Raus aus dem goldenen Käfig - aber wie?

Ras aus dem goldenen Käfig - Belastende Situationen leichter ertragen.
Foto von Deleece Cook - Unsplash.com

Oder auch: Wie Sie mit belastenden Arbeits- oder Lebenssituationen besser umgehen.

In einem grossartigen Artikel schrieb der von mir sehr geachtete Dr. Bernd Slaghuis auf seinem Blog: „Miese Jobs aushalten? Wenn gutes Gehalt zu Schmerzensgeld wird.“

Das erinnerte mich daran: So ging's mir damals auch in meiner heißen Phase als Ingenieur für Mikroelektronik. Als hochbezahlter Experte fand ich nicht aus dem goldenen Käfig heraus - bis ich in der Klinik für Akutpsychosomatik gelandet bin. Der Wiederaufbau war lang und mühsam – aber lohnenswert.

Inzwischen habe ich zu dem Thema viel gelernt und durch Psychotherapie und Coaching an andere Menschen weitergegeben.

Für die mir begegneten Krisen bin ich sehr dankbar und freue mich heute darüber, mit meiner Arbeit an der richtigen Stelle zu sein und meine Erfahrung und mein Wissen zum nachhaltigen Wohlergehen meiner Kunden einzusetzen. Daraus ist der abgewandelte Spruch entstanden:

Love it. Change(!). Or leave it.

Weil das "Change it" nämlich typischerweise – vor allem in grossen Organisationen - sehr lange dauern kann, wenn es überhaupt gelingt. Allein geht es quasi gar nicht, verbündet mit Anderen schon eher. Es ist aber sehr oft sehr kraftraubend.

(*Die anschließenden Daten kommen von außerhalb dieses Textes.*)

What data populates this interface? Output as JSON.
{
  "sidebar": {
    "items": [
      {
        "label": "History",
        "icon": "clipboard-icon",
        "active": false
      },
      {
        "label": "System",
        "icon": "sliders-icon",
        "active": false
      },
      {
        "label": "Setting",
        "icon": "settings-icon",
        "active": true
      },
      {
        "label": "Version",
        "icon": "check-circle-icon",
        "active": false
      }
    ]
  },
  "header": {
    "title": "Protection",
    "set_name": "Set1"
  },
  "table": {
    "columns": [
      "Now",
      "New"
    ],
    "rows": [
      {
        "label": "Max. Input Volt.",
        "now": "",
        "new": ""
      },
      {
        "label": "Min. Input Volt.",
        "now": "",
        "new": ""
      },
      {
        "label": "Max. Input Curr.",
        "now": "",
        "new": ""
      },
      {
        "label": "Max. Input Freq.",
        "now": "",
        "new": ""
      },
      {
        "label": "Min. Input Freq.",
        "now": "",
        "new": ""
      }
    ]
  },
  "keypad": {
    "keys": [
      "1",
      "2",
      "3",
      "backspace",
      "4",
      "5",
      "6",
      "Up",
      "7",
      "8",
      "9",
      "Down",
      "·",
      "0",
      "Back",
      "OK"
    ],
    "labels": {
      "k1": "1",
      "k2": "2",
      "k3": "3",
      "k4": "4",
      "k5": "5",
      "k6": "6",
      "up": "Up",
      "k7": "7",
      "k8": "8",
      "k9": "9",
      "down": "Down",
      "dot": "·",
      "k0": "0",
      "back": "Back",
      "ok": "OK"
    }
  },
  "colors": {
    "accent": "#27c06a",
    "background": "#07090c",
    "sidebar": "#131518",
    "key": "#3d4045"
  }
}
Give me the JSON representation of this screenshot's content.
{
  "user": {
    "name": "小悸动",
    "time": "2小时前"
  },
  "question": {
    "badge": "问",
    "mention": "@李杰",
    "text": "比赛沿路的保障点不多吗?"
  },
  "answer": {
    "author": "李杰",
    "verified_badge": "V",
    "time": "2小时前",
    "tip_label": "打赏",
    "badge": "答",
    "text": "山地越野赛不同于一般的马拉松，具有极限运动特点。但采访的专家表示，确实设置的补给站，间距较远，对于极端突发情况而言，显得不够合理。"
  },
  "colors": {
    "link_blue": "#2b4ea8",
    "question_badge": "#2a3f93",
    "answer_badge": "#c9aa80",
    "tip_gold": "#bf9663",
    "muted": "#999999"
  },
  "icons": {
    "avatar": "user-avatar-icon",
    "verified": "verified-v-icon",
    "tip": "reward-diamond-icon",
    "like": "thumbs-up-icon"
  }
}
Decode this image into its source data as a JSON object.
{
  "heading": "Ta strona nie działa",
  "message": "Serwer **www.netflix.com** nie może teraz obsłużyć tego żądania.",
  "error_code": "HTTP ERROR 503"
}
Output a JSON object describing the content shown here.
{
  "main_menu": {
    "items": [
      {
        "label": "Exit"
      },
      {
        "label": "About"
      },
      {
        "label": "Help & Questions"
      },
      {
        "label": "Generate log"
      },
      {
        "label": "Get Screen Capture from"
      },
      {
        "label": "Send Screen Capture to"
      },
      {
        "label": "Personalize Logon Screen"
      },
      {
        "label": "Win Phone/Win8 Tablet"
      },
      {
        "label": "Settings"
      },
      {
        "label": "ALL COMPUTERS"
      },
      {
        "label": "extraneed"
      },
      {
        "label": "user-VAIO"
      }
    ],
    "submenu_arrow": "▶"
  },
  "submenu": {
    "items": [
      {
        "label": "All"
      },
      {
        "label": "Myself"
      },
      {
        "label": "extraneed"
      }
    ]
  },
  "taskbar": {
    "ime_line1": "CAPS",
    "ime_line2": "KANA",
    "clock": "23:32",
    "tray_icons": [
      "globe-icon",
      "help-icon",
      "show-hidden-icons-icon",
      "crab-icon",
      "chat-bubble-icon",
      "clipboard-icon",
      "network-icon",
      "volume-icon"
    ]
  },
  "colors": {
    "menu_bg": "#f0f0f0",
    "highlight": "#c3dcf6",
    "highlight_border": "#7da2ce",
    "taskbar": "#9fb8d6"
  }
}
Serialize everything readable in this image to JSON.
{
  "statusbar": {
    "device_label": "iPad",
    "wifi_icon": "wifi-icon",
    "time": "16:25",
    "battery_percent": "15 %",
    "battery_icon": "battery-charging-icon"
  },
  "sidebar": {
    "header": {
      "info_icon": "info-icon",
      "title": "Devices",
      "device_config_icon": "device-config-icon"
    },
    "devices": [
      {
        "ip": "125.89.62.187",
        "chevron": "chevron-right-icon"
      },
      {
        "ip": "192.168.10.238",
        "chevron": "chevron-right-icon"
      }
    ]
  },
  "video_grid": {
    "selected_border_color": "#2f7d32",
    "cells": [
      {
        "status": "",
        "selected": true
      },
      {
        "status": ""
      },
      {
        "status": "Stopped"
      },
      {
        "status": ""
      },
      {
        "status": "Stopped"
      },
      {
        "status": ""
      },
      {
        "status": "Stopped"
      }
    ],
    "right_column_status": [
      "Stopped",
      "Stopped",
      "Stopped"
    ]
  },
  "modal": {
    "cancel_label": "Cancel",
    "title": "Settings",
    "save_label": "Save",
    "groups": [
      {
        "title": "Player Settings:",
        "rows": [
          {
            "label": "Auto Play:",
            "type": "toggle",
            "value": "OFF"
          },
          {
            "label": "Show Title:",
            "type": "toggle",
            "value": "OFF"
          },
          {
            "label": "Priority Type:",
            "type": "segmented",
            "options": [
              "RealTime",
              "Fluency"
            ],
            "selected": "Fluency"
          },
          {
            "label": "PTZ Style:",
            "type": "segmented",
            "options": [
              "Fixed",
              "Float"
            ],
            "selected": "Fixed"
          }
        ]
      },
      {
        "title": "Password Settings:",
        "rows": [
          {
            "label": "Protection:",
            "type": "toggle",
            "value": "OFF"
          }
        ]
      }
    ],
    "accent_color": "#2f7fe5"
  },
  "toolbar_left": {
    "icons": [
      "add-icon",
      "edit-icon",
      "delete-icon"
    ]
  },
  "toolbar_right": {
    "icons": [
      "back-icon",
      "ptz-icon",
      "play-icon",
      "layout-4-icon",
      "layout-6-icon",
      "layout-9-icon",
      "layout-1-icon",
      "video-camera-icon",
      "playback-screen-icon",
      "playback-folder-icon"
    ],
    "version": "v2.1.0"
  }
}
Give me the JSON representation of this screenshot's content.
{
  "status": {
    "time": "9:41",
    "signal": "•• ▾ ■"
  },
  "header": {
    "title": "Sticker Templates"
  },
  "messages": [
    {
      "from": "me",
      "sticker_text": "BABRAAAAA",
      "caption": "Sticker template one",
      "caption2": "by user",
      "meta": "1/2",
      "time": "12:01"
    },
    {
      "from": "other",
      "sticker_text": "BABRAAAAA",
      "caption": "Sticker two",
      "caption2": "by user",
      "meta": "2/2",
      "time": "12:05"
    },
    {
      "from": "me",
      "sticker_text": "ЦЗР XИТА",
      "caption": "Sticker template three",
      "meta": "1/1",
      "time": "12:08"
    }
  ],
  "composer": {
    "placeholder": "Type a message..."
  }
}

Inzwischen hat sich in meiner Arbeit Folgendes herausgestellt: Die Suche im Aussen - sei es nach Sinn, Wertschätzung, Bestätigung, Status, etc. - bleibt oft unbefriedigend. Ich vergleiche es mit dem Saugen an einem Stück Holz. Es ist anstrengend und unergiebig. Die Folgen sind oft dysfunktionale oder gar destruktive Kompensationsmechanismen: Innere Kündigung, Passiv-aggressive Reaktionen, Ersatzbefriedigungen oder Konsum von Suchtmitteln.

Wenn ich meinen Job oder auch nur einen bestimmten Aspekt meines Lebens nicht liebe, bleibt als nächster Schritt die Veränderung meiner Perspektive. Dies ist alles andere als Aufgeben, sondern eine Atempause in dem Dauerstress, der sogar in einem „Bore-Out“ münden kann. Ein zu frühes Ausbrechen ("Leave it") verschleppt das Kernproblem oft nur an einen anderen Ort. In einer festgefahrenen Situation verhindert der Stress, dass ich eine klare, vernünftige Entscheidung treffen kann. Hierzu habe ich an anderer Stelle schon vom Hirnaufzugsmodell des Gerald Hüther geschrieben.

Was wirklich hilft: Stress reduzieren. Der Stress, der entsteht, wenn ich woanders sein möchte als wo ich gerade bin. Wie der Stress im Stau oder bei einer längeren Reise, gekrönt mit der kindlichen Frage "Wann sind wir endlich daha?" .

Mit aktiver Entspannung sehe ich rational ein, dass ich an der Situation gerade nicht viel ändern kann, sie durch Akzeptanz aber viel leichter aushalten kann. Ich kann – zunächst mit geeignetem Coaching, dann zunehmend selbständig – meine Gedanken in der Situation beobachten, überprüfen und nötigenfalls korrigieren.

 

So kann die Bewertung "mieser Job" genauso hinterfragt werden wie "ich verdiene hier Schmerzensgeld". Mit dem möglichen Ergebnis: "Job/Bezahlung ist gut genug, mir Freiheiten zu geben, mich weiterzuentwickeln"

Den Weg ins Hier&Jetzt durch aktive, gehirngerechte Übungen empfinden meine Klienten immer wieder als sehr entlastend und schaffen es, die fälligen Kurskorrekturen in kleinen Schritten vorzunehmen. Die entstehende Selbstwirksamkeit überrascht die meisten und die folgende Zufriedenheit wirkt sich auf das gesamte, umgebende System des Klienten aus. Sowohl beruflich als auch privat.

Der Weg ist kein kurzer und kein einfacher, da lang antrainierte Verhaltensweisen umgelernt werden müssen. Aber ich bekomme immer wieder zu hören: "Es lohnt sich!"

Der Genuss, die Dankbarkeit, nach einem langen Aufstieg auf dem Gipfel zu stehen belohnt für die Mühen.